Treatment is surgical and involves closure of the atrial and ventricular septal defects and restoration of a competent left AV valve as far as is possible. Open surgical procedures require a heart-lung machine and are done with a median sternotomy. Surgical mortality for uncomplicated ostium primum defects in experienced centers is 2%; for uncomplicated cases of complete atrioventricular canal defect, 4% or less. Certain complications such as tetralogy of Fallot or highly unbalanced flow across the common AV valve can increase risk significantly.

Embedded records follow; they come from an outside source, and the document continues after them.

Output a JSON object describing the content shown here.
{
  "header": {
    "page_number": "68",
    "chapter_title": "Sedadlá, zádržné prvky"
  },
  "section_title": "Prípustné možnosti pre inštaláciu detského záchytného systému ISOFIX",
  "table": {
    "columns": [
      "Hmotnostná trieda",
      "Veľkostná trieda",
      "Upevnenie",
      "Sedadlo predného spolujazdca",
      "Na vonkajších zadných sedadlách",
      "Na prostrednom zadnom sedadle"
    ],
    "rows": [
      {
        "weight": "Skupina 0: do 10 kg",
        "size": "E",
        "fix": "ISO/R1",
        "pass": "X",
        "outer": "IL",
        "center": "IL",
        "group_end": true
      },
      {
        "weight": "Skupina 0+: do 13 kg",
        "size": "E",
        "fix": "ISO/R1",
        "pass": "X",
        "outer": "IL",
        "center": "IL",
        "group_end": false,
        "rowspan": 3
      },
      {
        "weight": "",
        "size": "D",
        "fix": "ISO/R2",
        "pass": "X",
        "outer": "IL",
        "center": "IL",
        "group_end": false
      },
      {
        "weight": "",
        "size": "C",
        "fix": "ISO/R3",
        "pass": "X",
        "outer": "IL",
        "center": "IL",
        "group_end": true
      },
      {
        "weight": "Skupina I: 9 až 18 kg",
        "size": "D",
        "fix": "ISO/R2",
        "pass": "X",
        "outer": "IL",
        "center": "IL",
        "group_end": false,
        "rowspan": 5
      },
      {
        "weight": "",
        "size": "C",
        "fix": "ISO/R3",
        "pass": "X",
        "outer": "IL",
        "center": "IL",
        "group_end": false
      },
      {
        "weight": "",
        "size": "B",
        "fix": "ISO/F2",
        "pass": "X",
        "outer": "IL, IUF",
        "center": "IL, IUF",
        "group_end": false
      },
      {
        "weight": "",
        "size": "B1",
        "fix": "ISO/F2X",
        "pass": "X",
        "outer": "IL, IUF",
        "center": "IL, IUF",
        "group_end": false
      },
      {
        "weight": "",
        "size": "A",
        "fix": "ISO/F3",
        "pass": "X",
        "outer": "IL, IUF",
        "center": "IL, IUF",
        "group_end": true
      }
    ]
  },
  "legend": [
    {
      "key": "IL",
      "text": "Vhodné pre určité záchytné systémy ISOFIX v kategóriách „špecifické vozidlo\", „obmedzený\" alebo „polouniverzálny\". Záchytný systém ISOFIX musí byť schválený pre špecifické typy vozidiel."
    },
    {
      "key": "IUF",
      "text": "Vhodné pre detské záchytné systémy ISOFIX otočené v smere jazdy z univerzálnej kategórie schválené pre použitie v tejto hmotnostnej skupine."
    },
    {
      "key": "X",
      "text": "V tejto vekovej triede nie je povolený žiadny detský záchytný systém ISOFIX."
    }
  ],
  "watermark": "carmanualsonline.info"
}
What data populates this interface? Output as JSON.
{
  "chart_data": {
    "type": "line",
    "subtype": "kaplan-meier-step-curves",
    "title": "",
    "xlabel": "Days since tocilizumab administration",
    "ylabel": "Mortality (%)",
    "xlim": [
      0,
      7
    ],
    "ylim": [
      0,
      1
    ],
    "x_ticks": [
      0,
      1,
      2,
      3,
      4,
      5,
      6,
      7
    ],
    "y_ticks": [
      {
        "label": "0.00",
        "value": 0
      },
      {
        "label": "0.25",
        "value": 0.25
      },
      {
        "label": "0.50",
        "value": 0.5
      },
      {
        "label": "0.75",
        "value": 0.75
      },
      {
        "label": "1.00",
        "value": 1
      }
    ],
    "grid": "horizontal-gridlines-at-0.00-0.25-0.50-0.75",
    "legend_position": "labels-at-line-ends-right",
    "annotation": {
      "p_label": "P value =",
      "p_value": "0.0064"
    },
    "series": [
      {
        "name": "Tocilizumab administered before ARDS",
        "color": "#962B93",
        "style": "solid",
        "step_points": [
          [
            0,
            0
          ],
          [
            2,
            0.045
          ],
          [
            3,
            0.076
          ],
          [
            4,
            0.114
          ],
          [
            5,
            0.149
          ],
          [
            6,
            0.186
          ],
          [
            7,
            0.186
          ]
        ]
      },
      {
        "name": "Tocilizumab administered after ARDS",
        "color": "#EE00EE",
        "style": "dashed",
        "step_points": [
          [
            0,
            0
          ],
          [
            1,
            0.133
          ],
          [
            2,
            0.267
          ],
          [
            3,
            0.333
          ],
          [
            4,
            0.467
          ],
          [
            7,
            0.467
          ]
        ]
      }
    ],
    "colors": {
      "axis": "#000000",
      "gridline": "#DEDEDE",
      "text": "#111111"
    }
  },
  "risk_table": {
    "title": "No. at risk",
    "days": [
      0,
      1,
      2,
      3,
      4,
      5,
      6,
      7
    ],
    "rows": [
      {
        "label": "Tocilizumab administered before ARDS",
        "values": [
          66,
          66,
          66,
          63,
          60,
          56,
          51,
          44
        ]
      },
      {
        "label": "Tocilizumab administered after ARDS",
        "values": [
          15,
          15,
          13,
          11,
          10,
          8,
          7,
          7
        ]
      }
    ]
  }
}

Infants born with AVSD are generally in sufficient health to not require immediate corrective surgery. If surgery is not required immediately after birth, the newborn will be closely monitored for the next several months, and the operation held-off until the first signs of lung distress or heart failure. This gives the infant time to grow, increasing the size of, and thereby the ease of operation on, the heart, as well as the ease of recovery. Infants will generally require surgery within three to six months, however, they may be able to go up to two years before the operation becomes necessary, depending on the severity of the defect.